Amazon is doing an Apple

kindle_fire,jpg Jeff Bezos is smart. He’s no Steve Jobs but who is? However, Amazon’s Kindle strategy has, and continues to, successfully ape what Apple did with its first iPod and iTunes.

Apple decided to focus on selling people on music. Initially their own music on CDs and then ultimately through the iTunes store. They released a low specification but simple way to listen to your music on the go. Nothing more. They iterated and evolved this one basic thing – portable music – into the Apple behemoth we have today.

Amazon are repeating the idea but they started in reverse with their core strength – selling books. They made a basic ebook reader to serve those books and have been iterating on that simple idea ever since.
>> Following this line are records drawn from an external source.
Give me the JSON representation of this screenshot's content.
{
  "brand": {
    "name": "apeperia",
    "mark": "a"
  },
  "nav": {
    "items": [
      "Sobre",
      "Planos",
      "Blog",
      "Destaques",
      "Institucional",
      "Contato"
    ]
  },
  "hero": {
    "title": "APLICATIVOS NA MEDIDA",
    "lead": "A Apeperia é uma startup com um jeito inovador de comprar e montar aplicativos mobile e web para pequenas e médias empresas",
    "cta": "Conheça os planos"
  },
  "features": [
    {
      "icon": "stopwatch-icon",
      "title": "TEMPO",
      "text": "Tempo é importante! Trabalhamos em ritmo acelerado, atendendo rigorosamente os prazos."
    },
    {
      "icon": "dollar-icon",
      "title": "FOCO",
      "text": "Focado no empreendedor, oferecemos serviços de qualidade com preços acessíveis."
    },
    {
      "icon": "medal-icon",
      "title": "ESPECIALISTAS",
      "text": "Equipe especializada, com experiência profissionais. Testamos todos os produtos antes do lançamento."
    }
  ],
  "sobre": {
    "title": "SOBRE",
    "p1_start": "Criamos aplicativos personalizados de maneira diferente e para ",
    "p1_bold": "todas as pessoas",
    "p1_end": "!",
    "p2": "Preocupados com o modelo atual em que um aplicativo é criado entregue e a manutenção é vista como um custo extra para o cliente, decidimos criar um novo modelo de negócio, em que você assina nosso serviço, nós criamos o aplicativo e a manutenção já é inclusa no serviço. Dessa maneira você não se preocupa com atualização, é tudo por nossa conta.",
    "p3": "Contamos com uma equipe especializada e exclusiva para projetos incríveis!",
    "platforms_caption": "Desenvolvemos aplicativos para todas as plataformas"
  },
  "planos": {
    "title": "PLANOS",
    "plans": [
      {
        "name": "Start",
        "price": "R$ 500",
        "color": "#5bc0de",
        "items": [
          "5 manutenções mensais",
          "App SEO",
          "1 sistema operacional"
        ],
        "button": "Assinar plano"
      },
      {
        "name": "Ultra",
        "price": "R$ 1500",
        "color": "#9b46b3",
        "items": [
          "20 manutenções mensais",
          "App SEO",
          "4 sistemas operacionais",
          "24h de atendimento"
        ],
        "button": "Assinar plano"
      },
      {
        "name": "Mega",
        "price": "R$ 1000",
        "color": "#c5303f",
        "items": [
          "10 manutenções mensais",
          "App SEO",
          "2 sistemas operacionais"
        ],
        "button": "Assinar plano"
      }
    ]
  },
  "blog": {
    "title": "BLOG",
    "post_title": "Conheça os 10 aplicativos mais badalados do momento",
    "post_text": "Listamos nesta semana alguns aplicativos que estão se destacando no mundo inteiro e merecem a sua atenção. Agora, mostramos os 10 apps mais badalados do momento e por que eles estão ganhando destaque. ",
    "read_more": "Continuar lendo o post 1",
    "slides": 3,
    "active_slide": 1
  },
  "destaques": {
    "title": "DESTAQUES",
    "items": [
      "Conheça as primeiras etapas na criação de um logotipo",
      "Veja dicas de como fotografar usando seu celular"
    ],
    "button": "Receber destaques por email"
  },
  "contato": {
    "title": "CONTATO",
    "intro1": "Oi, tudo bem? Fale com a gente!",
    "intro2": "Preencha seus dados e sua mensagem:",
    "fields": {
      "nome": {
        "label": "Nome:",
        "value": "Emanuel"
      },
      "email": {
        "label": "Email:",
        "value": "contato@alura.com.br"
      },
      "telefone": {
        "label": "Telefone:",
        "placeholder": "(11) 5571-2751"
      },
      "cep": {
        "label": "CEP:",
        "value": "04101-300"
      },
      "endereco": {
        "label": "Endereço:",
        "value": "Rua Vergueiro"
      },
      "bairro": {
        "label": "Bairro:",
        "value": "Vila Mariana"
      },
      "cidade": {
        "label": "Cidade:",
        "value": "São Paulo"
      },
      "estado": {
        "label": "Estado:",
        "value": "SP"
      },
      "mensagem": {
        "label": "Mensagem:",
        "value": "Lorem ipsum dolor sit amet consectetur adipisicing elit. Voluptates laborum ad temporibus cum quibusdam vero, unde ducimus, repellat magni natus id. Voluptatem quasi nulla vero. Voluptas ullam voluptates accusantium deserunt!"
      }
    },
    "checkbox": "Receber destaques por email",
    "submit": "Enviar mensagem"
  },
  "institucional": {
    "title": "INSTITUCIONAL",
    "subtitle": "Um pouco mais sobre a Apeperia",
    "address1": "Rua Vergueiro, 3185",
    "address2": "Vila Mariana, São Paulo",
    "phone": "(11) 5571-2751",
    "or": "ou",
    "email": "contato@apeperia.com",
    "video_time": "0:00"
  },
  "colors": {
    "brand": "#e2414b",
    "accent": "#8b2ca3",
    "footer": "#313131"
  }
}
Today both companies have a small, tightly focussed range of hardware products linked seamlessly to voluminous stores delivering unlimited media content at barely more than a couple of touches. Perhaps most importantly of all they already have our credit card details. Despite the superficial differences in hardware, Amazon and Apple now have more in common than any other competitor is ever likely to have. The tablet race only has two horses now.
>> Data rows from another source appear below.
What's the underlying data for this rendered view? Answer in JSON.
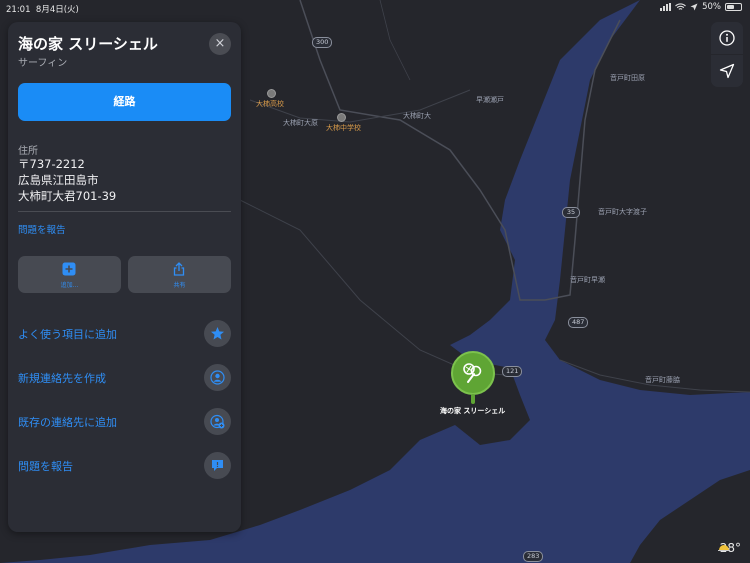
{
  "status_bar": {
    "time": "21:01",
    "date": "8月4日(火)",
    "battery": "50%"
  },
  "map": {
    "labels": {
      "ohgaki_high": "大柿高校",
      "ohgaki_ohhara": "大柿町大原",
      "ohgaki_middle": "大柿中学校",
      "ohgaki_oh": "大柿町大",
      "hayase_strait": "早瀬瀬戸",
      "ondo_tahara": "音戸町田原",
      "ondo_otani": "音戸町大字渡子",
      "ondo_hayase": "音戸町早瀬",
      "ondo_hata": "音戸町藤脇"
    },
    "routes": [
      "300",
      "35",
      "487",
      "121",
      "283"
    ],
    "pin_label": "海の家 スリーシェル",
    "temperature": "28°"
  },
  "panel": {
    "title": "海の家 スリーシェル",
    "subtitle": "サーフィン",
    "close_icon": "×",
    "route_button": "経路",
    "address_heading": "住所",
    "address_lines": [
      "〒737-2212",
      "広島県江田島市",
      "大柿町大君701-39"
    ],
    "report_link": "問題を報告",
    "actions": [
      {
        "label": "追加...",
        "icon": "plus-square-icon"
      },
      {
        "label": "共有",
        "icon": "share-icon"
      }
    ],
    "rows": [
      {
        "label": "よく使う項目に追加",
        "icon": "star-icon"
      },
      {
        "label": "新規連絡先を作成",
        "icon": "contact-icon"
      },
      {
        "label": "既存の連絡先に追加",
        "icon": "contact-add-icon"
      },
      {
        "label": "問題を報告",
        "icon": "report-icon"
      }
    ]
  },
  "colors": {
    "accent": "#1a8cf6",
    "link": "#2f8ef5",
    "water": "#2d3a6a",
    "land": "#25262c",
    "pin": "#5fa534"
  }
}
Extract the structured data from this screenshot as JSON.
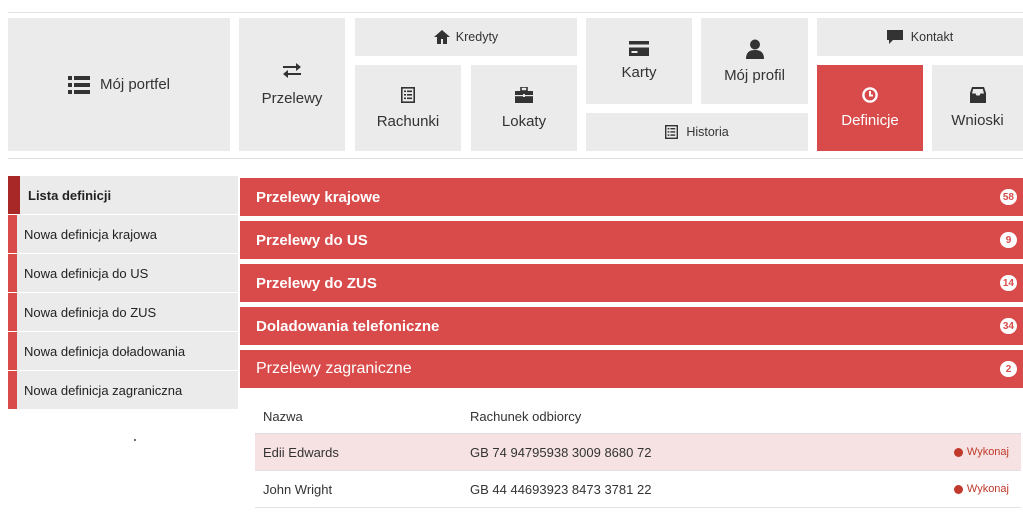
{
  "nav": {
    "portfel": "Mój portfel",
    "przelewy": "Przelewy",
    "kredyty": "Kredyty",
    "rachunki": "Rachunki",
    "lokaty": "Lokaty",
    "karty": "Karty",
    "profil": "Mój profil",
    "historia": "Historia",
    "kontakt": "Kontakt",
    "definicje": "Definicje",
    "wnioski": "Wnioski"
  },
  "sidebar": {
    "items": [
      {
        "label": "Lista definicji"
      },
      {
        "label": "Nowa definicja krajowa"
      },
      {
        "label": "Nowa definicja do US"
      },
      {
        "label": "Nowa definicja do ZUS"
      },
      {
        "label": "Nowa definicja doładowania"
      },
      {
        "label": "Nowa definicja zagraniczna"
      }
    ]
  },
  "panels": [
    {
      "title": "Przelewy krajowe",
      "count": "58"
    },
    {
      "title": "Przelewy do US",
      "count": "9"
    },
    {
      "title": "Przelewy do ZUS",
      "count": "14"
    },
    {
      "title": "Doladowania telefoniczne",
      "count": "34"
    },
    {
      "title": "Przelewy zagraniczne",
      "count": "2"
    }
  ],
  "table": {
    "col_name": "Nazwa",
    "col_account": "Rachunek odbiorcy",
    "rows": [
      {
        "name": "Edii Edwards",
        "account": "GB 74 94795938 3009 8680 72",
        "action": "Wykonaj"
      },
      {
        "name": "John Wright",
        "account": "GB 44 44693923 8473 3781 22",
        "action": "Wykonaj"
      }
    ]
  },
  "colors": {
    "accent": "#d94a4a",
    "accent_dark": "#a82828",
    "tile_bg": "#ebebeb",
    "row_highlight": "#f6e2e2"
  },
  "icons": [
    "list-icon",
    "transfer-arrows-icon",
    "home-icon",
    "document-icon",
    "briefcase-icon",
    "card-icon",
    "user-icon",
    "speech-bubble-icon",
    "clock-icon",
    "inbox-icon"
  ]
}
Another twist also announced by Amazon is their own WebKit based browser called Silk which promises to speed up the user experience by predicatively pre-caching the web on it’s massive EC2 network. It’s one thing to take a version of Android, fork it and make it your own but it’s quite another to obscure Google’s view of our behaviour on the mobile web – the whole point of Android.

Here’s Chris Espinosa:

"And all of this on Google’s dime. They use a back-revved version of Android, not Honeycomb; they don’t use Google’s web browser; they can intermediate user click through on Google search results so Google doesn’t see the actual user behaviour. Google’s whole play of promoting Android in order to aggregate user behaviour patterns to sell to advertisers is completely subverted by Amazon’s intermediation.
Fire isn’t a noun, it’s a verb, and it’s what Amazon has done in the targeted direction of Google. This is the first shot in the new war for replacing the Internet with a privatized merchant data-aggregation network."

Indeed. We can effectively rule HP and RIM out of the race. But what is Google going to do? Android is fragmenting at a pace and Microsoft is getting Samsung to pay them to use Android. Perhaps Google can use it’s recent acquisition of Motorola to get a device to market? But how long will that take?
Google may have the web but in five to ten years will anybody want it?